Overrated – College football playoffs
Ned Bitters |
I’m flipping between four different games on college football’s biggest weekend, and instead of basking in the intensity of some of sport’s most intense rivalries, I’m sad.
No, I’m not sad because the Biting Irish are ranked number one. I know that will last only until some SEC team gives Touchdown Jesus a good, swift redneck kick in the balls in the National Championship Game.
I’m sad because I’m reminded that my favorite aspect of college sports is going to end in 2014. That’s the year when the four-team college football playoff format goes into effect, thereby ending what I love most about college football: all the pissing and moaning about the season-ending rankings by too-old-to-care-this-much assbags who take their college football way too seriously.
Nothing in sports gives me more pleasure – or boosts my self-esteem more – than listening to grown ass adults scream about the epic unfairness of a ranking system that keeps their favorite college football team from its rightful place in the rankings.
I’m not talking about the actual students. Their tears and torment make a little sense, as they, you know, still attend the college and see the athletes are their classmates. (Yeah, I could hardly write that line without laughing, too, but I have no problem with bigtime college athletes not being actual students. But that’s another column.)
I take an obscene pleasure in listening to adult males wax apoplectic about the unfairness of the BCS ranking system. Veins pop. Neck muscles strain. Hands and arms gesticulate like a constipated Mussolini. All over the fact that their beloved group of 18-22 year olds won’t get a chance to be ranked number one at the end of another college football season.
The upcoming playoff system, set to start in 2014, takes away so much of this annual December rage-a-thon that is in effect that only thing that makes me enjoy college sports. With an actual four-team tournament, I’ll no longer be treated to vitriol-filled accusations concerning Dealey Plaza-level conspiracy theories concocted by a nefarious BCS that just won’t allow Tulsa or Oregon or Boise St. or one of those Texas universities not called the University of Texas to play for all the marbles, as some soul-crushingly unoriginal network announcer (I’m lookin’ at you, Brent) will undoubtedly call the title game.
Once the playoff format starts, I won’t get to savor an entire off-season of listening to still simmering and eternally resentful fans talk about how the BCS kept their boys out of their deserved number one ranking because the damn networks needed Ohio State for the ratings. West Virginia fans will have to settle for another easy Florida-based bowl win against some other 6-6 mass of mediocrity instead of making their case for why their 7-5 ‘Eers were really the best team in the whole damn land again this year.

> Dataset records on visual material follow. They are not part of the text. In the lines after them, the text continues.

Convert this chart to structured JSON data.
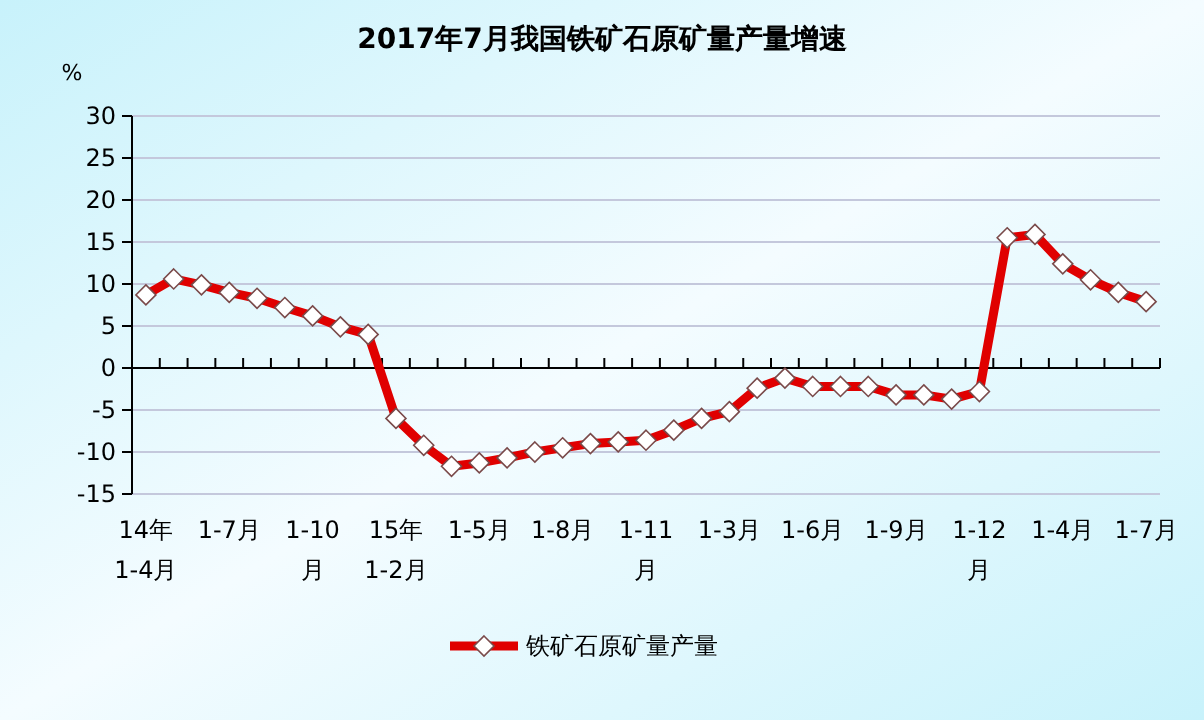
{
  "chart_data": {
    "type": "line",
    "title": "2017年7月我国铁矿石原矿量产量增速",
    "ylabel": "%",
    "categories": [
      "14年1-4月",
      null,
      null,
      "1-7月",
      null,
      null,
      "1-10月",
      null,
      null,
      "15年1-2月",
      null,
      null,
      "1-5月",
      null,
      null,
      "1-8月",
      null,
      null,
      "1-11月",
      null,
      null,
      "1-3月",
      null,
      null,
      "1-6月",
      null,
      null,
      "1-9月",
      null,
      null,
      "1-12月",
      null,
      null,
      "1-4月",
      null,
      null,
      "1-7月"
    ],
    "series": [
      {
        "name": "铁矿石原矿量产量",
        "color": "#e00000",
        "values": [
          8.7,
          10.6,
          9.9,
          9.0,
          8.3,
          7.2,
          6.2,
          4.9,
          4.0,
          -6.0,
          -9.2,
          -11.7,
          -11.3,
          -10.7,
          -10.0,
          -9.5,
          -9.0,
          -8.8,
          -8.6,
          -7.4,
          -6.0,
          -5.2,
          -2.4,
          -1.2,
          -2.2,
          -2.2,
          -2.2,
          -3.2,
          -3.2,
          -3.7,
          -2.8,
          15.5,
          15.9,
          12.4,
          10.5,
          9.0,
          7.9
        ]
      }
    ],
    "ylim": [
      -15,
      30
    ],
    "yticks": [
      -15,
      -10,
      -5,
      0,
      5,
      10,
      15,
      20,
      25,
      30
    ],
    "grid": "y",
    "legend": "bottom",
    "marker": "diamond",
    "line_style": "solid"
  }
}
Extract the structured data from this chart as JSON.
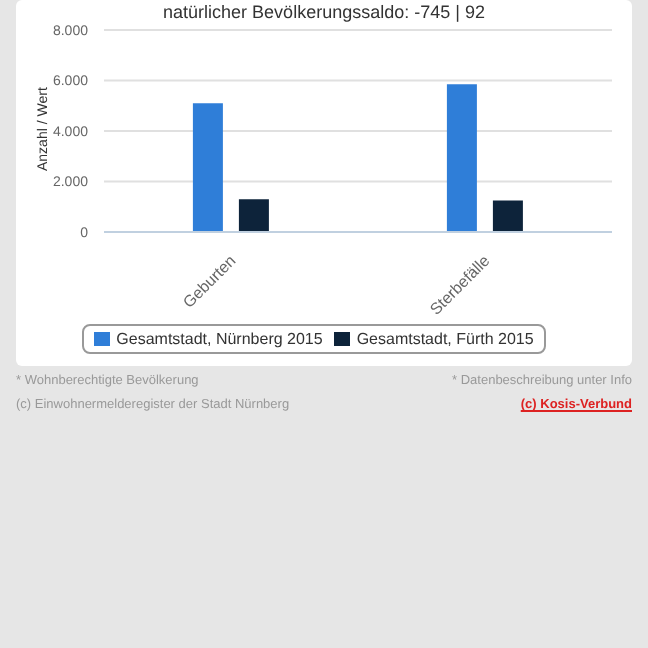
{
  "chart_data": {
    "type": "bar",
    "title": "natürlicher Bevölkerungssaldo: -745 | 92",
    "ylabel": "Anzahl / Wert",
    "categories": [
      "Geburten",
      "Sterbefälle"
    ],
    "series": [
      {
        "name": "Gesamtstadt, Nürnberg 2015",
        "color": "#2f7ed8",
        "values": [
          5100,
          5850
        ]
      },
      {
        "name": "Gesamtstadt, Fürth 2015",
        "color": "#0d233a",
        "values": [
          1300,
          1250
        ]
      }
    ],
    "ylim": [
      0,
      8000
    ],
    "yticks": [
      {
        "value": 0,
        "label": "0"
      },
      {
        "value": 2000,
        "label": "2.000"
      },
      {
        "value": 4000,
        "label": "4.000"
      },
      {
        "value": 6000,
        "label": "6.000"
      },
      {
        "value": 8000,
        "label": "8.000"
      }
    ],
    "grid": "y",
    "legend": "bottom",
    "annotations": [
      "* Wohnberechtigte Bevölkerung",
      "* Datenbeschreibung unter Info",
      "(c) Einwohnermelderegister der Stadt Nürnberg",
      "(c) Kosis-Verbund"
    ]
  }
}
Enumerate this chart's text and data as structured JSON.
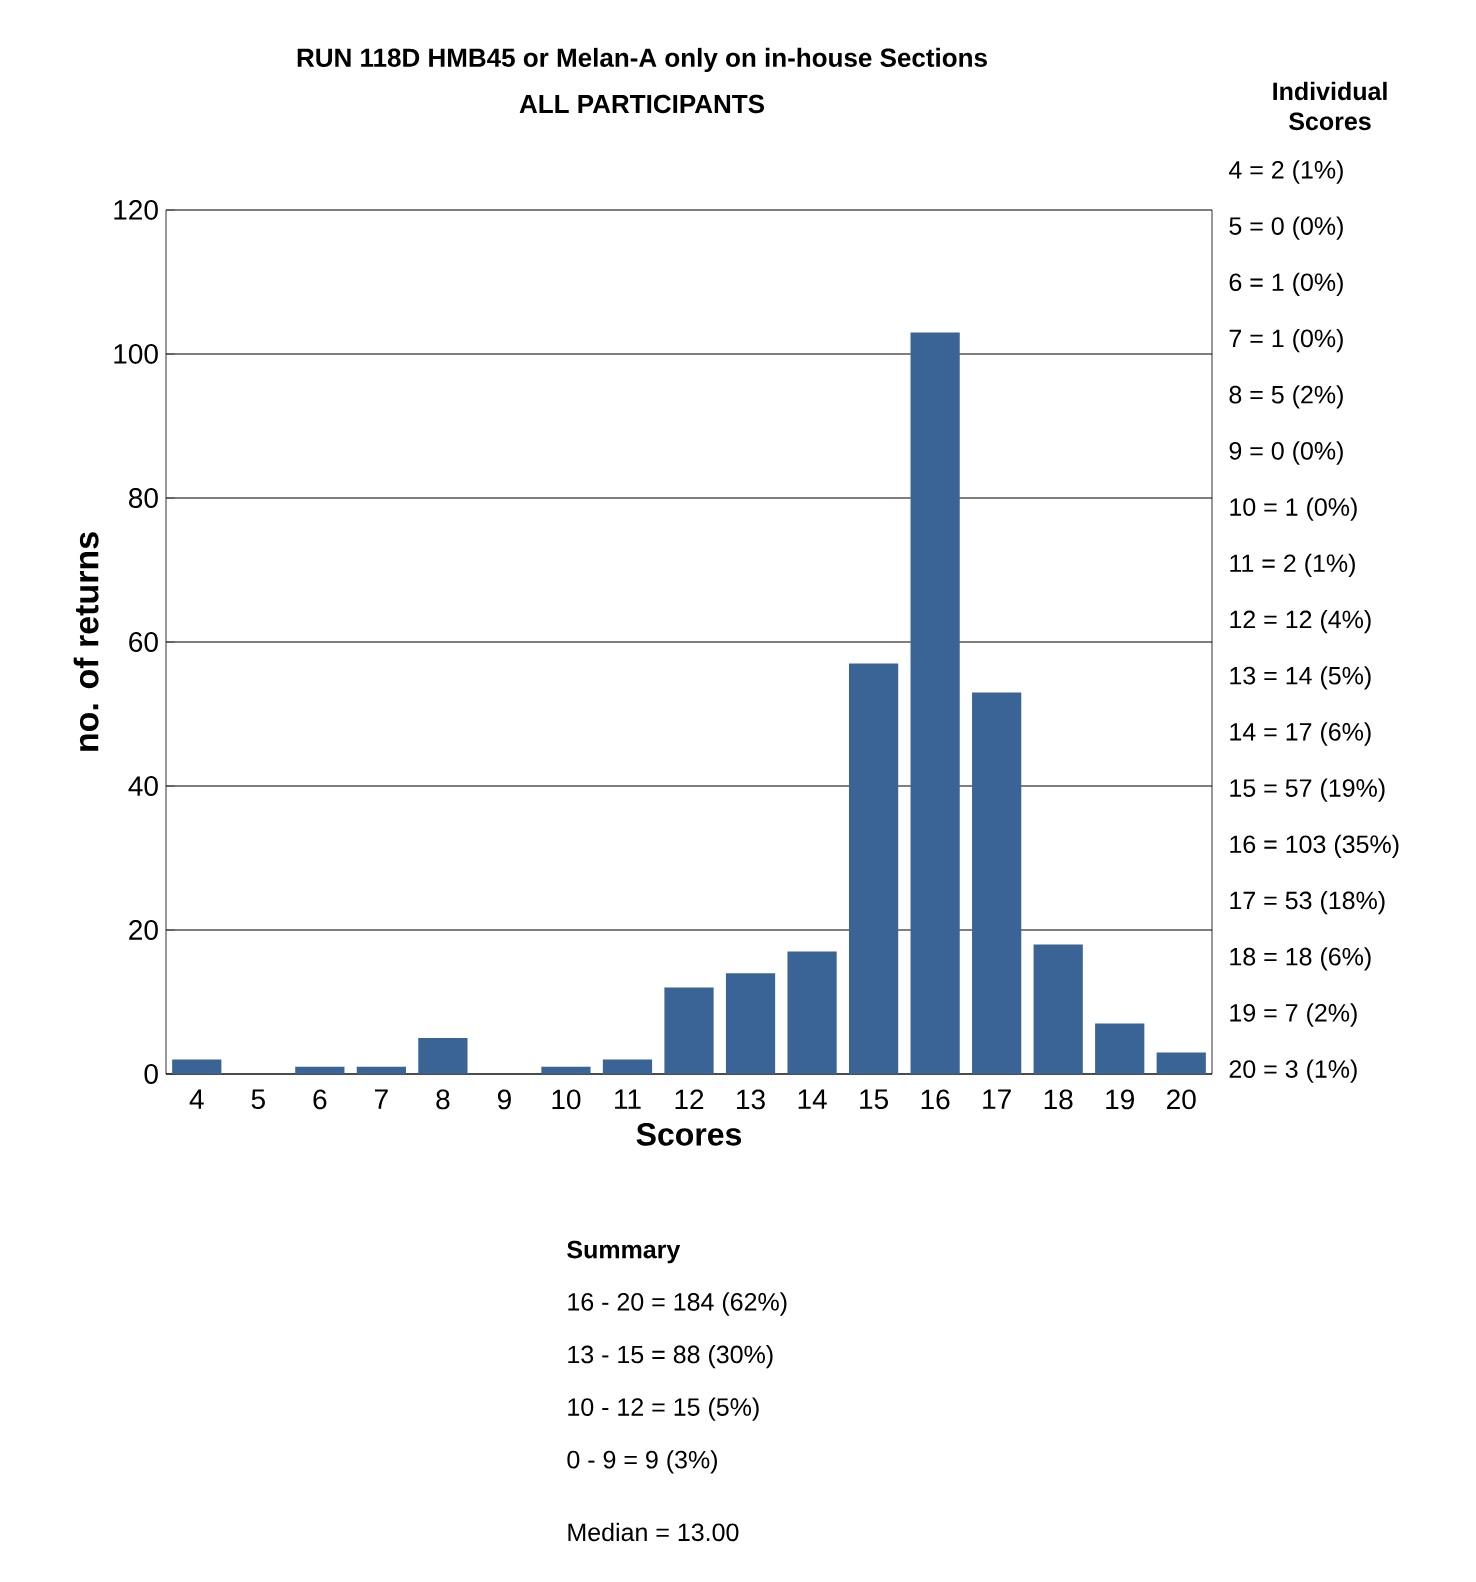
{
  "chart_data": {
    "type": "bar",
    "title": "RUN 118D HMB45 or Melan-A only on in-house Sections",
    "subtitle": "ALL PARTICIPANTS",
    "xlabel": "Scores",
    "ylabel": "no. of returns",
    "categories": [
      "4",
      "5",
      "6",
      "7",
      "8",
      "9",
      "10",
      "11",
      "12",
      "13",
      "14",
      "15",
      "16",
      "17",
      "18",
      "19",
      "20"
    ],
    "values": [
      2,
      0,
      1,
      1,
      5,
      0,
      1,
      2,
      12,
      14,
      17,
      57,
      103,
      53,
      18,
      7,
      3
    ],
    "color": "#3a6396",
    "ylim": [
      0,
      120
    ],
    "yticks": [
      0,
      20,
      40,
      60,
      80,
      100,
      120
    ],
    "grid": "y",
    "annotations": [
      "Individual Scores",
      "4 = 2 (1%)",
      "5 = 0 (0%)",
      "6 = 1 (0%)",
      "7 = 1 (0%)",
      "8 = 5 (2%)",
      "9 = 0 (0%)",
      "10 = 1 (0%)",
      "11 = 2 (1%)",
      "12 = 12 (4%)",
      "13 = 14 (5%)",
      "14 = 17 (6%)",
      "15 = 57 (19%)",
      "16 = 103 (35%)",
      "17 = 53 (18%)",
      "18 = 18 (6%)",
      "19 = 7 (2%)",
      "20 = 3 (1%)",
      "Summary",
      "16 - 20 = 184 (62%)",
      "13 - 15 = 88 (30%)",
      "10 - 12 = 15 (5%)",
      "0 - 9 = 9 (3%)",
      "Median = 13.00"
    ]
  }
}
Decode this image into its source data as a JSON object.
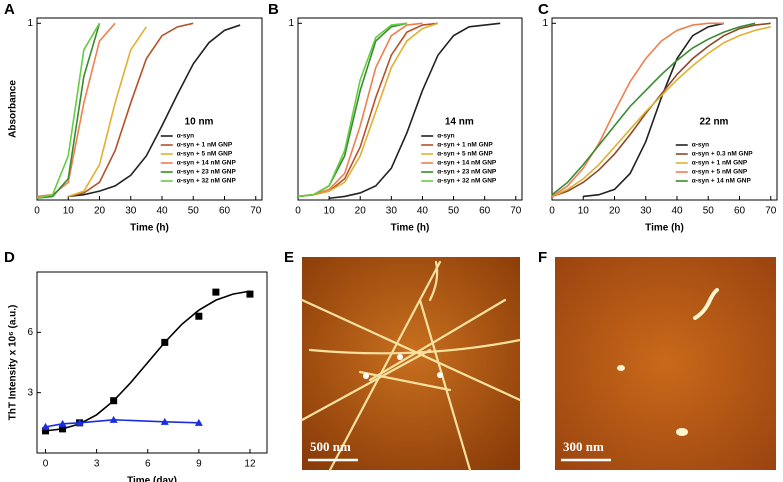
{
  "chart_data": [
    {
      "type": "line",
      "label": "A",
      "annotation": "10 nm",
      "xlabel": "Time (h)",
      "ylabel": "Absorbance",
      "legend": "lower right",
      "x": [
        0,
        5,
        10,
        15,
        20,
        25,
        30,
        35,
        40,
        45,
        50,
        55,
        60,
        65,
        70
      ],
      "xlim": [
        0,
        72
      ],
      "ylim": [
        0,
        1.03
      ],
      "xticks": [
        0,
        10,
        20,
        30,
        40,
        50,
        60,
        70
      ],
      "yticks": [
        1
      ],
      "series": [
        {
          "name": "α-syn",
          "color": "#222222",
          "values": [
            null,
            null,
            0.02,
            0.03,
            0.05,
            0.08,
            0.14,
            0.25,
            0.42,
            0.6,
            0.77,
            0.89,
            0.96,
            0.99,
            null
          ]
        },
        {
          "name": "α-syn + 1 nM GNP",
          "color": "#b5522a",
          "values": [
            null,
            null,
            0.02,
            0.04,
            0.1,
            0.28,
            0.55,
            0.8,
            0.93,
            0.98,
            1,
            null,
            null,
            null,
            null
          ]
        },
        {
          "name": "α-syn + 5 nM GNP",
          "color": "#e0b030",
          "values": [
            null,
            null,
            0.02,
            0.05,
            0.2,
            0.55,
            0.85,
            0.98,
            null,
            null,
            null,
            null,
            null,
            null,
            null
          ]
        },
        {
          "name": "α-syn + 14 nM GNP",
          "color": "#f07f50",
          "values": [
            0.02,
            0.03,
            0.1,
            0.55,
            0.9,
            1,
            null,
            null,
            null,
            null,
            null,
            null,
            null,
            null,
            null
          ]
        },
        {
          "name": "α-syn + 23 nM GNP",
          "color": "#3a8a30",
          "values": [
            0.01,
            0.02,
            0.12,
            0.7,
            1,
            null,
            null,
            null,
            null,
            null,
            null,
            null,
            null,
            null,
            null
          ]
        },
        {
          "name": "α-syn + 32 nM GNP",
          "color": "#66cc44",
          "values": [
            0.01,
            0.03,
            0.25,
            0.85,
            1,
            null,
            null,
            null,
            null,
            null,
            null,
            null,
            null,
            null,
            null
          ]
        }
      ]
    },
    {
      "type": "line",
      "label": "B",
      "annotation": "14 nm",
      "xlabel": "Time (h)",
      "legend": "lower right",
      "x": [
        0,
        5,
        10,
        15,
        20,
        25,
        30,
        35,
        40,
        45,
        50,
        55,
        60,
        65,
        70
      ],
      "xlim": [
        0,
        72
      ],
      "ylim": [
        0,
        1.03
      ],
      "xticks": [
        0,
        10,
        20,
        30,
        40,
        50,
        60,
        70
      ],
      "yticks": [
        1
      ],
      "series": [
        {
          "name": "α-syn",
          "color": "#222222",
          "values": [
            null,
            null,
            0.01,
            0.02,
            0.04,
            0.08,
            0.18,
            0.38,
            0.62,
            0.82,
            0.93,
            0.98,
            0.99,
            1,
            null
          ]
        },
        {
          "name": "α-syn + 1 nM GNP",
          "color": "#b5522a",
          "values": [
            0.02,
            0.03,
            0.05,
            0.12,
            0.3,
            0.58,
            0.82,
            0.95,
            0.99,
            1,
            null,
            null,
            null,
            null,
            null
          ]
        },
        {
          "name": "α-syn + 5 nM GNP",
          "color": "#e0b030",
          "values": [
            0.02,
            0.03,
            0.05,
            0.1,
            0.25,
            0.5,
            0.75,
            0.9,
            0.97,
            1,
            null,
            null,
            null,
            null,
            null
          ]
        },
        {
          "name": "α-syn + 14 nM GNP",
          "color": "#f07f50",
          "values": [
            0.02,
            0.03,
            0.06,
            0.15,
            0.42,
            0.75,
            0.93,
            0.99,
            1,
            null,
            null,
            null,
            null,
            null,
            null
          ]
        },
        {
          "name": "α-syn + 23 nM GNP",
          "color": "#3a8a30",
          "values": [
            0.02,
            0.03,
            0.08,
            0.25,
            0.62,
            0.9,
            0.98,
            1,
            null,
            null,
            null,
            null,
            null,
            null,
            null
          ]
        },
        {
          "name": "α-syn + 32 nM GNP",
          "color": "#66cc44",
          "values": [
            0.02,
            0.03,
            0.08,
            0.28,
            0.68,
            0.92,
            0.99,
            1,
            null,
            null,
            null,
            null,
            null,
            null,
            null
          ]
        }
      ]
    },
    {
      "type": "line",
      "label": "C",
      "annotation": "22 nm",
      "xlabel": "Time (h)",
      "legend": "lower right",
      "x": [
        0,
        5,
        10,
        15,
        20,
        25,
        30,
        35,
        40,
        45,
        50,
        55,
        60,
        65,
        70
      ],
      "xlim": [
        0,
        72
      ],
      "ylim": [
        0,
        1.03
      ],
      "xticks": [
        0,
        10,
        20,
        30,
        40,
        50,
        60,
        70
      ],
      "yticks": [
        1
      ],
      "series": [
        {
          "name": "α-syn",
          "color": "#222222",
          "values": [
            null,
            null,
            0.02,
            0.03,
            0.06,
            0.15,
            0.33,
            0.58,
            0.8,
            0.93,
            0.98,
            1,
            null,
            null,
            null
          ]
        },
        {
          "name": "α-syn + 0.3 nM GNP",
          "color": "#8b4a2a",
          "values": [
            0.02,
            0.05,
            0.1,
            0.17,
            0.26,
            0.37,
            0.49,
            0.6,
            0.71,
            0.8,
            0.87,
            0.93,
            0.97,
            0.99,
            1
          ]
        },
        {
          "name": "α-syn + 1 nM GNP",
          "color": "#e0b030",
          "values": [
            0.02,
            0.06,
            0.12,
            0.2,
            0.3,
            0.4,
            0.5,
            0.59,
            0.68,
            0.76,
            0.83,
            0.89,
            0.93,
            0.96,
            0.98
          ]
        },
        {
          "name": "α-syn + 5 nM GNP",
          "color": "#f07f50",
          "values": [
            0.02,
            0.08,
            0.18,
            0.32,
            0.5,
            0.67,
            0.8,
            0.9,
            0.96,
            0.99,
            1,
            1,
            null,
            null,
            null
          ]
        },
        {
          "name": "α-syn + 14 nM GNP",
          "color": "#3a8a30",
          "values": [
            0.03,
            0.1,
            0.2,
            0.31,
            0.42,
            0.53,
            0.62,
            0.71,
            0.79,
            0.86,
            0.91,
            0.95,
            0.98,
            1,
            null
          ]
        }
      ]
    },
    {
      "type": "scatter",
      "label": "D",
      "xlabel": "Time (day)",
      "ylabel": "ThT Intensity x 10⁶ (a.u.)",
      "xlim": [
        -0.5,
        13
      ],
      "ylim": [
        0,
        9
      ],
      "xticks": [
        0,
        3,
        6,
        9,
        12
      ],
      "yticks": [
        3,
        6
      ],
      "series": [
        {
          "color": "#000000",
          "marker": "square",
          "line": false,
          "x": [
            0,
            1,
            2,
            4,
            7,
            9,
            10,
            12
          ],
          "values": [
            1.1,
            1.2,
            1.5,
            2.6,
            5.5,
            6.8,
            8.0,
            7.9
          ]
        },
        {
          "color": "#000000",
          "marker": "none",
          "line": true,
          "x": [
            0,
            1,
            2,
            3,
            4,
            5,
            6,
            7,
            8,
            9,
            10,
            11,
            12
          ],
          "values": [
            1.1,
            1.2,
            1.45,
            1.9,
            2.6,
            3.5,
            4.5,
            5.5,
            6.4,
            7.1,
            7.6,
            7.9,
            8.05
          ]
        },
        {
          "color": "#1a2ee0",
          "marker": "triangle",
          "line": true,
          "x": [
            0,
            1,
            2,
            4,
            7,
            9
          ],
          "values": [
            1.3,
            1.45,
            1.5,
            1.65,
            1.55,
            1.5
          ]
        }
      ]
    }
  ],
  "images": [
    {
      "label": "E",
      "scale_bar": "500 nm"
    },
    {
      "label": "F",
      "scale_bar": "300 nm"
    }
  ]
}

All those redneck fans of schools not in the SEC will no longer be able to rant and rail about how their good ol’ boys can play as good as them boys from Ala-goddamn-bama, because Alabama (or LSU … or Auburn … or …) will have won out in the playoff format these foaming-at-the-mouth fans have clamored for forever.
That’s why I was so upset that USC lost to Notre Dame this weekend. (Okay, a lifelong hatred of Notre Dame was the main reason I was upset.) Had USC won, then the fans of about five other one-loss schools could have entertained me for six weeks with ineloquent, spittle-laced diatribes about the gross unfairness of their team not getting the nod to play for “all the marbles” on January 7. Then they’d carp all spring and summer about it, and this would make me immensely happy.
But those days are coming to an end. You think your team is hot shit and should be number one? Then they should have won their first-round playoff game. They lost in the championship game? Guess that makes you a rightful number two, as you just went through the playoff system you hollered for for years.
So if rabid, grownup college football fans are high on your hate list as they are mine, savor this last year or two of bitching, because in the future, the national champion will have earned their place by besting two of the other top teams in the land, and all these bozos I love to hate will no longer have the BCS to kick around.
Instead, they’ll have to adopt a saner, more adult, more mature outlook on the situation and take a tack that we more enlightened sports fans follow: they can blame the refs.